DOI: 10.1111/ggi.13581
Abstrakt: Aim: To clarify the utility of sepsis evaluation using the Quick Sequential Organ Failure Assessment (qSOFA) tool in addition to the Pneumonia Severity Index (PSI); age, dehydration, respiration, orientation and blood pressure (A-DROP) index; and immunodeficiency, respiration, orientation, age and dehydration (I-ROAD) scoring systems, and risk factor evaluation of potentially drug-resistant (PDR) pathogens are suggested in the 2017 guidelines for pneumonia of the Japanese Respiratory Society in nursing- and healthcare-associated pneumonia patients.

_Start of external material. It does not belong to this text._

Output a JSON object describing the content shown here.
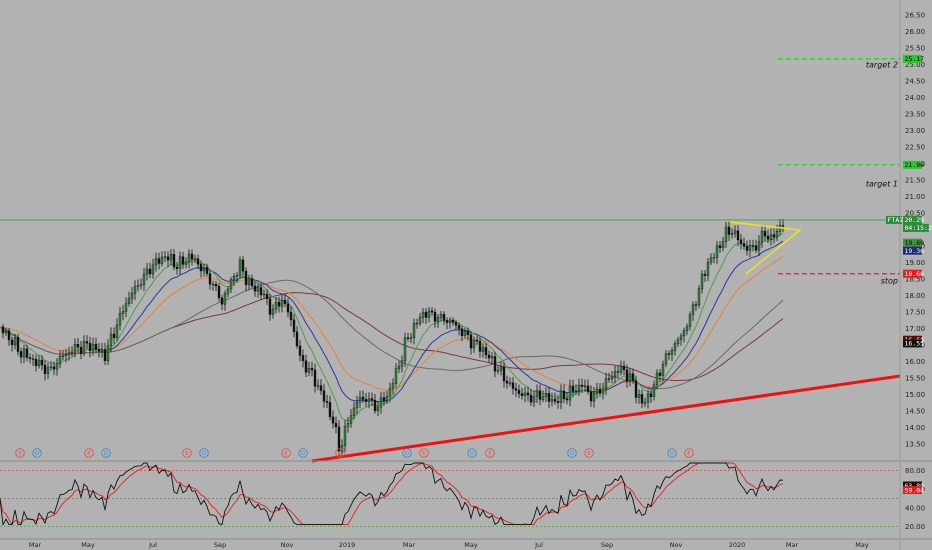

Methods: We included 289 hospitalized nursing- and healthcare-associated pneumonia patients between April 2016 and March 2017, and investigated the ability of PSI, A-DROP, I-ROAD and qSOFA to predict pneumonia-related mortality. We also evaluated the associations among the risk factors for PDR pathogens, the detection ratio of PDR pathogens and pneumonia-related mortality.
Results: The mortality rate of pneumonia during hospitalization was 6.9% (20/289). The area under the curve for pneumonia-related mortality predicted using PSI, A-DROP, I-ROAD and qSOFA was 0.697 (95% confidence interval [CI] 0.59-0.80), 0.63 (95% CI 0.51-0.76), 0.61 (95% CI 0.52-0.70) and 0.701 (95% CI 0.59-0.81), respectively. In addition, higher areas under the curve were observed for pneumonia-related mortality predicted according to a combination of PSI and hypoalbuminemia (<2.5 g/dL) (0.75, 95% CI 0.64-0.86), and qSOFA and hypoalbuminemia (0.74, 95% CI 0.62-0.86) than for PSI and qSOFA alone. No significant associations were observed among the risk factors for PDR pathogens, the detection ratios of PDR pathogens and pneumonia-related mortality.
Conclusions: qSOFA and the combination of qSOFA and hypoalbuminemia might be simple and useful evaluation tools for predicting pneumonia-related mortality in nursing- and healthcare-associated pneumonia patients. Geriatr Gerontol Int 2019; 19: 177-183.